Oracle has been cited as extending its useful life to eight years.
He even singled out the worst offenders. He claims that by 2028, this accounting practice will cause Oracle's earnings to be overstated by 26.9% and Meta's earnings to be overstated by 20.8%.
The Result: This accounting sleight-of-hand artificially inflates their profits by making their expenses look much smaller than they really are. Burry calculates this trick is hiding $176 billion in understated costs.
A bet against Nvidia is a bet that this accounting "house of cards" will collapse. When the market forces the hyperscalers to correct their accounting, their massive profits will vanish. They will be forced to immediately slash their budgets and stop their multi-billion dollar chip-buying spree. When that happens, Nvidia's primary customer base will dry up. In short, they are hiding behind the massive amount of cash burn they do on AI, as well as inflating their profits and revenue.
4. Final Verdict
Is there a bubble? Yes. The analysis concludes that the AI market is a massive speculative bubble. It is propped up by a combination of aggressive accounting (understating depreciation costs) and "circular financing" (creating artificial demand).
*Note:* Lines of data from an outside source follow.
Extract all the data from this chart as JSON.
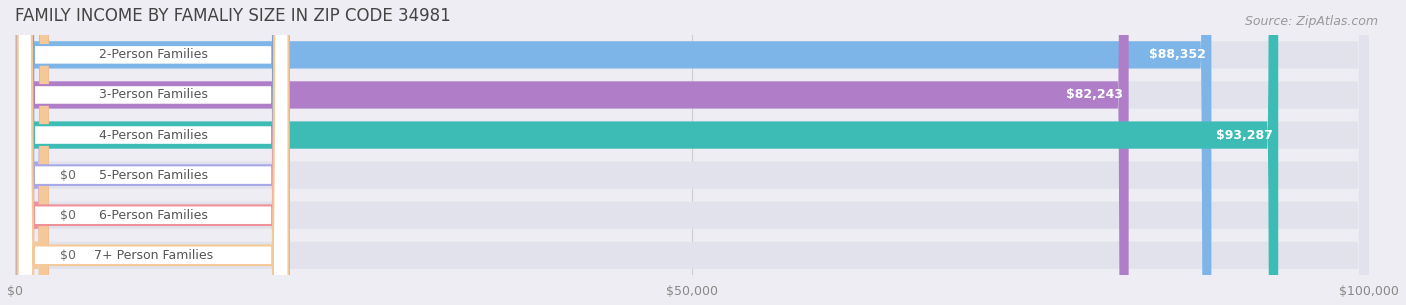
{
  "title": "FAMILY INCOME BY FAMALIY SIZE IN ZIP CODE 34981",
  "source": "Source: ZipAtlas.com",
  "categories": [
    "2-Person Families",
    "3-Person Families",
    "4-Person Families",
    "5-Person Families",
    "6-Person Families",
    "7+ Person Families"
  ],
  "values": [
    88352,
    82243,
    93287,
    0,
    0,
    0
  ],
  "bar_colors": [
    "#7EB5E8",
    "#B07EC8",
    "#3DBCB5",
    "#A8A8E8",
    "#F09098",
    "#F5C898"
  ],
  "value_labels": [
    "$88,352",
    "$82,243",
    "$93,287",
    "$0",
    "$0",
    "$0"
  ],
  "xlim_max": 100000,
  "xticks": [
    0,
    50000,
    100000
  ],
  "xtick_labels": [
    "$0",
    "$50,000",
    "$100,000"
  ],
  "background_color": "#ededf3",
  "bar_bg_color": "#e2e2ec",
  "title_fontsize": 12,
  "source_fontsize": 9,
  "label_fontsize": 9,
  "value_fontsize": 9
}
Is Michael Burry right or wrong? I think he is directionally correct. His core economic analysis does make sense. He has correctly identified that the market is ignoring a massive, recurring hardware replacement cost that is being hidden by these accounting practices. As in 2005, he is not "crazy", I think he is simply early.
Final Opinion: A tech-sector correction is highly probable. However, the resulting crash will not be a 2008 style systemic banking collapse.